Nate Anderson, the Ars Technica blogger who recently let a YouTube story show us the difference between acting like an insider and actually thinking like one (read my criticism with quotes here, or his original article here) has redeemed himself with a few thoughtful words about the FCC's complaints department and the organizations behind mass-hysteria-mongers like the Parents Television Council. Rather than instinctively labeling the PTC as an astroturf organization and the campaign as a fraud, he rejects such charges, noting:
But this is the way that activist groups operate. They monitor situations that people across the country don't have time to look into on their own, and they notify those people when something of interest happens, then help them to take action. It's true of Amnesty International, the [Electronic Frontier Foundation], and the PTC. As long as they complaints represent the legitimate views of actual Americans, it's fine.That alone was a breath of fresh air. But Anderson is just getting started on the "indecency" standards of organizations like the PTC, which, he argues, have it all wrong in censoring shows for curse words, suggestive situations and the like while ignoring the broader issues that make a show truly "family-friendly."

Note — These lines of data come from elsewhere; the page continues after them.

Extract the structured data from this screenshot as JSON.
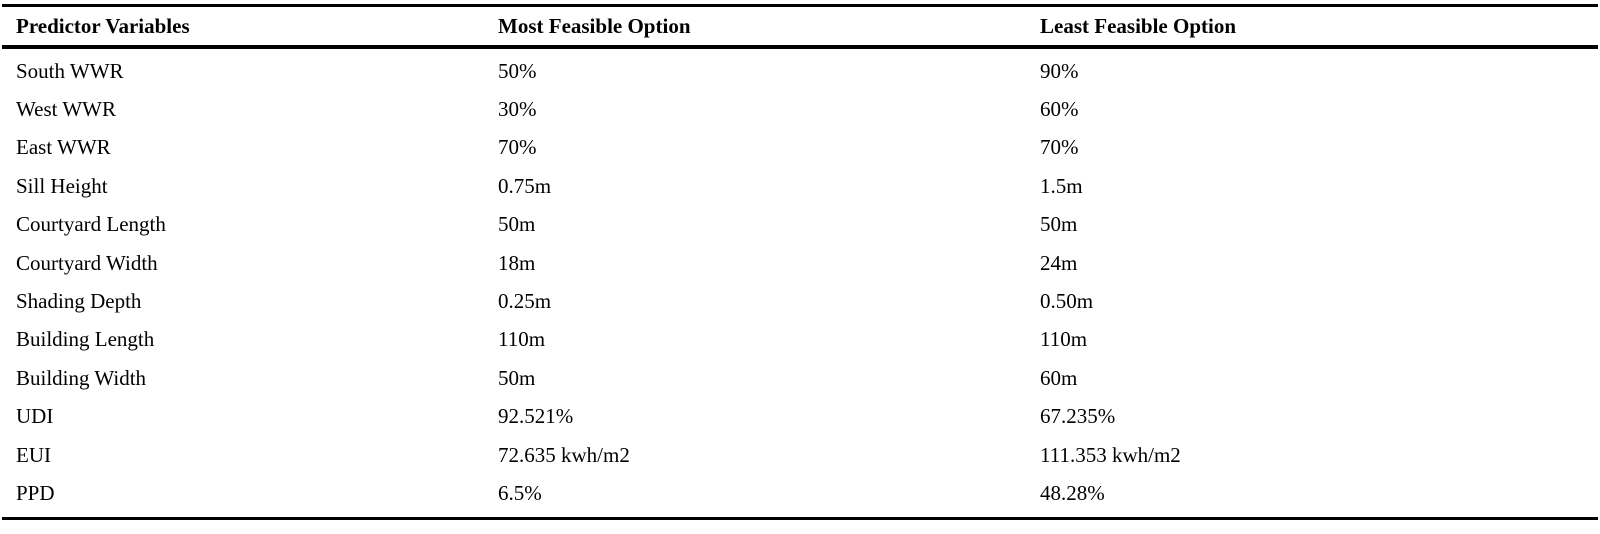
{
  "table": {
    "headers": [
      "Predictor Variables",
      "Most Feasible Option",
      "Least Feasible Option"
    ],
    "rows": [
      [
        "South WWR",
        "50%",
        "90%"
      ],
      [
        "West WWR",
        "30%",
        "60%"
      ],
      [
        "East WWR",
        "70%",
        "70%"
      ],
      [
        "Sill Height",
        "0.75m",
        "1.5m"
      ],
      [
        "Courtyard Length",
        "50m",
        "50m"
      ],
      [
        "Courtyard Width",
        "18m",
        "24m"
      ],
      [
        "Shading Depth",
        "0.25m",
        "0.50m"
      ],
      [
        "Building Length",
        "110m",
        "110m"
      ],
      [
        "Building Width",
        "50m",
        "60m"
      ],
      [
        "UDI",
        "92.521%",
        "67.235%"
      ],
      [
        "EUI",
        "72.635 kwh/m2",
        "111.353 kwh/m2"
      ],
      [
        "PPD",
        "6.5%",
        "48.28%"
      ]
    ]
  }
}
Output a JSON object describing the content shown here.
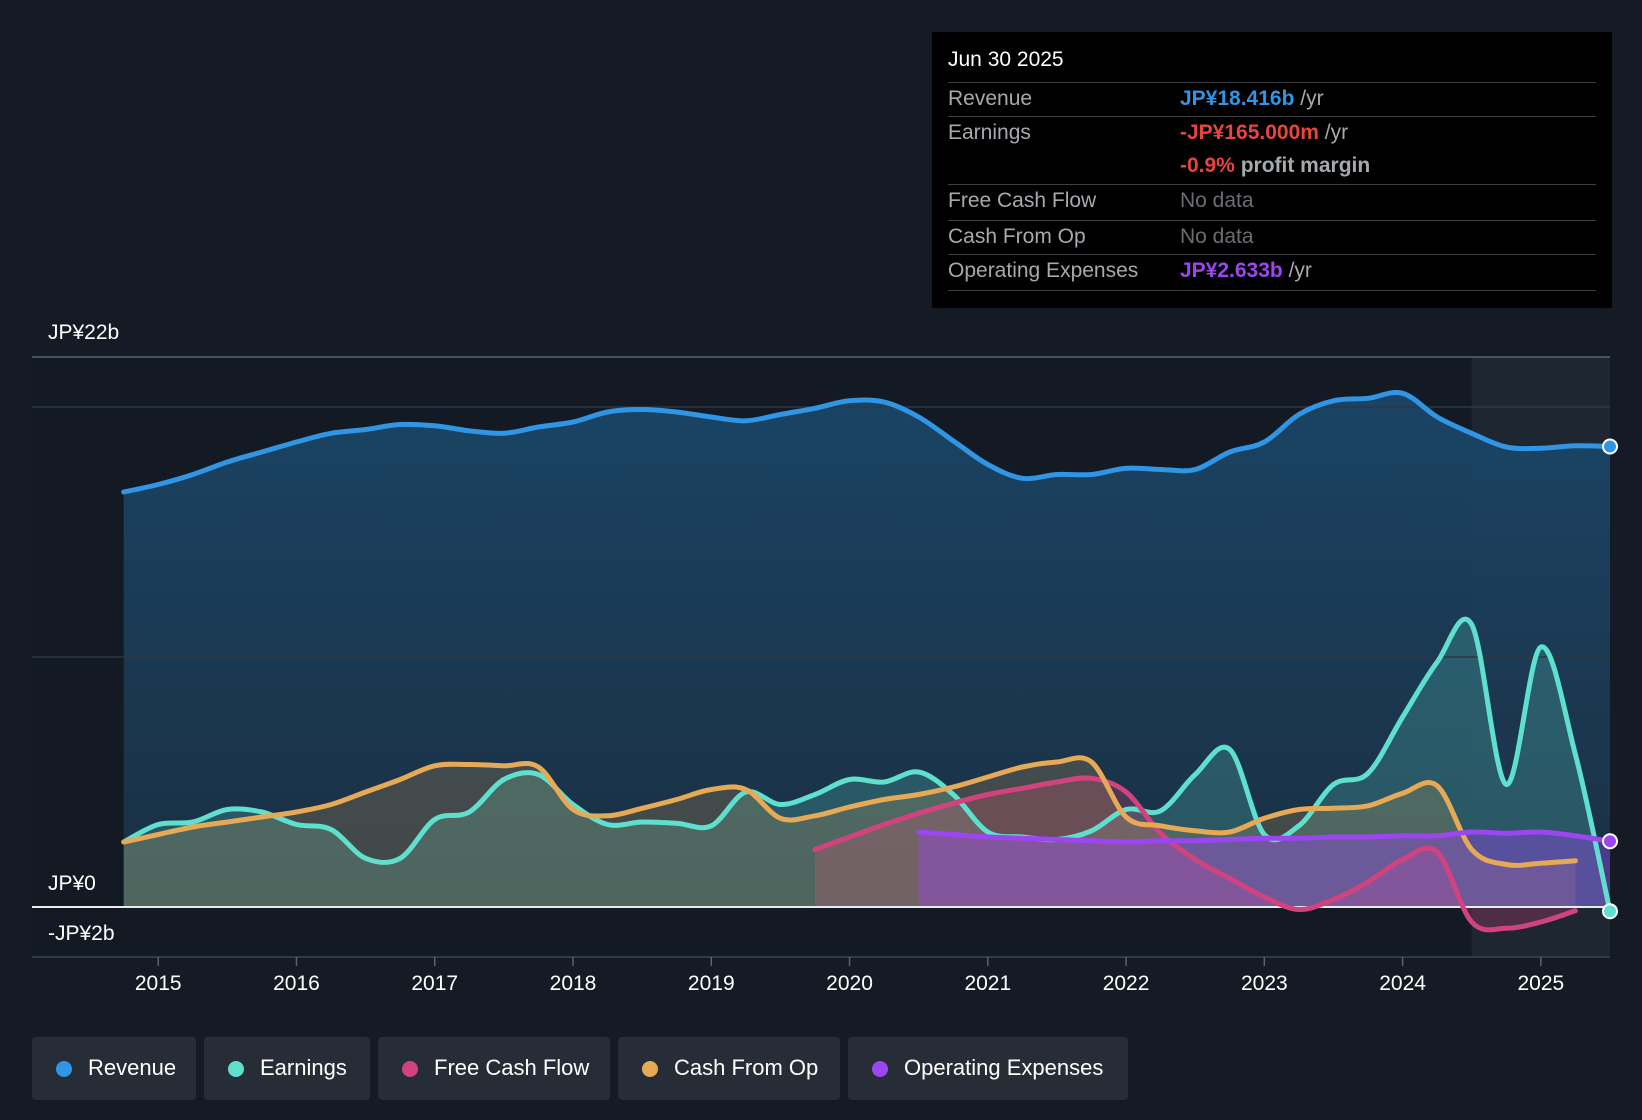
{
  "tooltip": {
    "date": "Jun 30 2025",
    "rows": [
      {
        "label": "Revenue",
        "value": "JP¥18.416b",
        "unit": " /yr",
        "color": "#2f95e4"
      },
      {
        "label": "Earnings",
        "value": "-JP¥165.000m",
        "unit": " /yr",
        "color": "#e8453c"
      },
      {
        "label": "",
        "value": "-0.9%",
        "unit": " profit margin",
        "color": "#e8453c"
      },
      {
        "label": "Free Cash Flow",
        "value": "No data",
        "unit": "",
        "color": "#6a6e73"
      },
      {
        "label": "Cash From Op",
        "value": "No data",
        "unit": "",
        "color": "#6a6e73"
      },
      {
        "label": "Operating Expenses",
        "value": "JP¥2.633b",
        "unit": " /yr",
        "color": "#9c46ef"
      }
    ]
  },
  "legend": [
    {
      "label": "Revenue",
      "color": "#2f95e4"
    },
    {
      "label": "Earnings",
      "color": "#5fe0cf"
    },
    {
      "label": "Free Cash Flow",
      "color": "#d0437f"
    },
    {
      "label": "Cash From Op",
      "color": "#e6a955"
    },
    {
      "label": "Operating Expenses",
      "color": "#9c46ef"
    }
  ],
  "chart_data": {
    "type": "line",
    "title": "",
    "xlabel": "",
    "ylabel": "",
    "y_tick_labels": {
      "top": "JP¥22b",
      "zero": "JP¥0",
      "bottom": "-JP¥2b"
    },
    "ylim": [
      -2,
      22
    ],
    "xlim": [
      2014.55,
      2025.5
    ],
    "x_ticks": [
      "2015",
      "2016",
      "2017",
      "2018",
      "2019",
      "2020",
      "2021",
      "2022",
      "2023",
      "2024",
      "2025"
    ],
    "future_shade_from": 2024.5,
    "grid": true,
    "legend_position": "bottom",
    "units": "JP¥ billions",
    "series": [
      {
        "name": "Revenue",
        "color": "#2f95e4",
        "area": true,
        "x": [
          2014.75,
          2015.0,
          2015.25,
          2015.5,
          2015.75,
          2016.0,
          2016.25,
          2016.5,
          2016.75,
          2017.0,
          2017.25,
          2017.5,
          2017.75,
          2018.0,
          2018.25,
          2018.5,
          2018.75,
          2019.0,
          2019.25,
          2019.5,
          2019.75,
          2020.0,
          2020.25,
          2020.5,
          2020.75,
          2021.0,
          2021.25,
          2021.5,
          2021.75,
          2022.0,
          2022.25,
          2022.5,
          2022.75,
          2023.0,
          2023.25,
          2023.5,
          2023.75,
          2024.0,
          2024.25,
          2024.5,
          2024.75,
          2025.0,
          2025.25,
          2025.5
        ],
        "y": [
          16.6,
          16.9,
          17.3,
          17.8,
          18.2,
          18.6,
          18.95,
          19.1,
          19.3,
          19.25,
          19.05,
          18.95,
          19.2,
          19.4,
          19.8,
          19.9,
          19.8,
          19.6,
          19.45,
          19.7,
          19.95,
          20.25,
          20.2,
          19.6,
          18.65,
          17.7,
          17.15,
          17.3,
          17.3,
          17.55,
          17.5,
          17.5,
          18.2,
          18.6,
          19.7,
          20.25,
          20.35,
          20.55,
          19.6,
          18.95,
          18.4,
          18.35,
          18.45,
          18.42
        ]
      },
      {
        "name": "Earnings",
        "color": "#5fe0cf",
        "area": true,
        "x": [
          2014.75,
          2015.0,
          2015.25,
          2015.5,
          2015.75,
          2016.0,
          2016.25,
          2016.5,
          2016.75,
          2017.0,
          2017.25,
          2017.5,
          2017.75,
          2018.0,
          2018.25,
          2018.5,
          2018.75,
          2019.0,
          2019.25,
          2019.5,
          2019.75,
          2020.0,
          2020.25,
          2020.5,
          2020.75,
          2021.0,
          2021.25,
          2021.5,
          2021.75,
          2022.0,
          2022.25,
          2022.5,
          2022.75,
          2023.0,
          2023.25,
          2023.5,
          2023.75,
          2024.0,
          2024.25,
          2024.5,
          2024.75,
          2025.0,
          2025.25,
          2025.5
        ],
        "y": [
          2.6,
          3.3,
          3.4,
          3.9,
          3.8,
          3.3,
          3.1,
          1.95,
          1.95,
          3.5,
          3.8,
          5.1,
          5.3,
          4.1,
          3.3,
          3.4,
          3.35,
          3.25,
          4.6,
          4.1,
          4.5,
          5.1,
          5.0,
          5.4,
          4.5,
          3.0,
          2.8,
          2.7,
          3.05,
          3.9,
          3.85,
          5.3,
          6.3,
          2.9,
          3.25,
          4.9,
          5.35,
          7.6,
          9.8,
          11.3,
          4.9,
          10.4,
          6.1,
          -0.17
        ]
      },
      {
        "name": "Free Cash Flow",
        "color": "#d0437f",
        "area": true,
        "x": [
          2019.75,
          2020.0,
          2020.25,
          2020.5,
          2020.75,
          2021.0,
          2021.25,
          2021.5,
          2021.75,
          2022.0,
          2022.25,
          2022.5,
          2022.75,
          2023.0,
          2023.25,
          2023.5,
          2023.75,
          2024.0,
          2024.25,
          2024.5,
          2024.75,
          2025.0,
          2025.25
        ],
        "y": [
          2.3,
          2.8,
          3.3,
          3.75,
          4.15,
          4.5,
          4.75,
          5.0,
          5.15,
          4.6,
          2.95,
          1.9,
          1.15,
          0.4,
          -0.1,
          0.3,
          1.0,
          1.9,
          2.2,
          -0.6,
          -0.85,
          -0.6,
          -0.15
        ]
      },
      {
        "name": "Cash From Op",
        "color": "#e6a955",
        "area": true,
        "x": [
          2014.75,
          2015.0,
          2015.25,
          2015.5,
          2015.75,
          2016.0,
          2016.25,
          2016.5,
          2016.75,
          2017.0,
          2017.25,
          2017.5,
          2017.75,
          2018.0,
          2018.25,
          2018.5,
          2018.75,
          2019.0,
          2019.25,
          2019.5,
          2019.75,
          2020.0,
          2020.25,
          2020.5,
          2020.75,
          2021.0,
          2021.25,
          2021.5,
          2021.75,
          2022.0,
          2022.25,
          2022.5,
          2022.75,
          2023.0,
          2023.25,
          2023.5,
          2023.75,
          2024.0,
          2024.25,
          2024.5,
          2024.75,
          2025.0,
          2025.25
        ],
        "y": [
          2.6,
          2.9,
          3.2,
          3.4,
          3.6,
          3.8,
          4.1,
          4.6,
          5.1,
          5.65,
          5.7,
          5.65,
          5.6,
          3.9,
          3.65,
          3.95,
          4.3,
          4.7,
          4.7,
          3.55,
          3.65,
          4.0,
          4.3,
          4.5,
          4.8,
          5.2,
          5.6,
          5.8,
          5.8,
          3.6,
          3.25,
          3.05,
          3.0,
          3.55,
          3.9,
          3.95,
          4.05,
          4.55,
          4.85,
          2.3,
          1.7,
          1.75,
          1.85
        ]
      },
      {
        "name": "Operating Expenses",
        "color": "#9c46ef",
        "area": true,
        "x": [
          2020.5,
          2020.75,
          2021.0,
          2021.25,
          2021.5,
          2021.75,
          2022.0,
          2022.25,
          2022.5,
          2022.75,
          2023.0,
          2023.25,
          2023.5,
          2023.75,
          2024.0,
          2024.25,
          2024.5,
          2024.75,
          2025.0,
          2025.25,
          2025.5
        ],
        "y": [
          3.0,
          2.9,
          2.8,
          2.75,
          2.7,
          2.65,
          2.6,
          2.65,
          2.65,
          2.7,
          2.75,
          2.75,
          2.8,
          2.8,
          2.85,
          2.85,
          3.0,
          2.95,
          3.0,
          2.85,
          2.63
        ]
      }
    ]
  }
}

Consider "Everybody Loves Raymond," which received "green lights" in all four PTC categories. In promoting the show as a family-friendly offering, the PTC notes that "Raymond promotes the idea of long-lasting marriage, and Debra feels fulfilled in her role as a stay-at-home mom. Language on this series used to be harsh, but since the first of 2004 [sic], has dropped to a record low number of just 8 uses of mild 'hell,' 'crap,' and 'damn' in 6 episodes. Sexual references have been non-existent since January 2004."
The focus is on specifics: exact words, number of uses, etc. While the PTC does point to the fact that the couple remain married and that Debra "feels fulfilled," it's arguable whether the show portrays family in such a way that anyone would want to have one. The main characters show little affection for one another, the jokes routinely come at the expense of spouses, and the whole milieu feels joyless and barren. Regardless of how "mild" the show's use of "hell," "crap," and "damn" may be, it's a show that makes me viscerally uncomfortable to watch, and it's not the kind of thing I want my kids to see.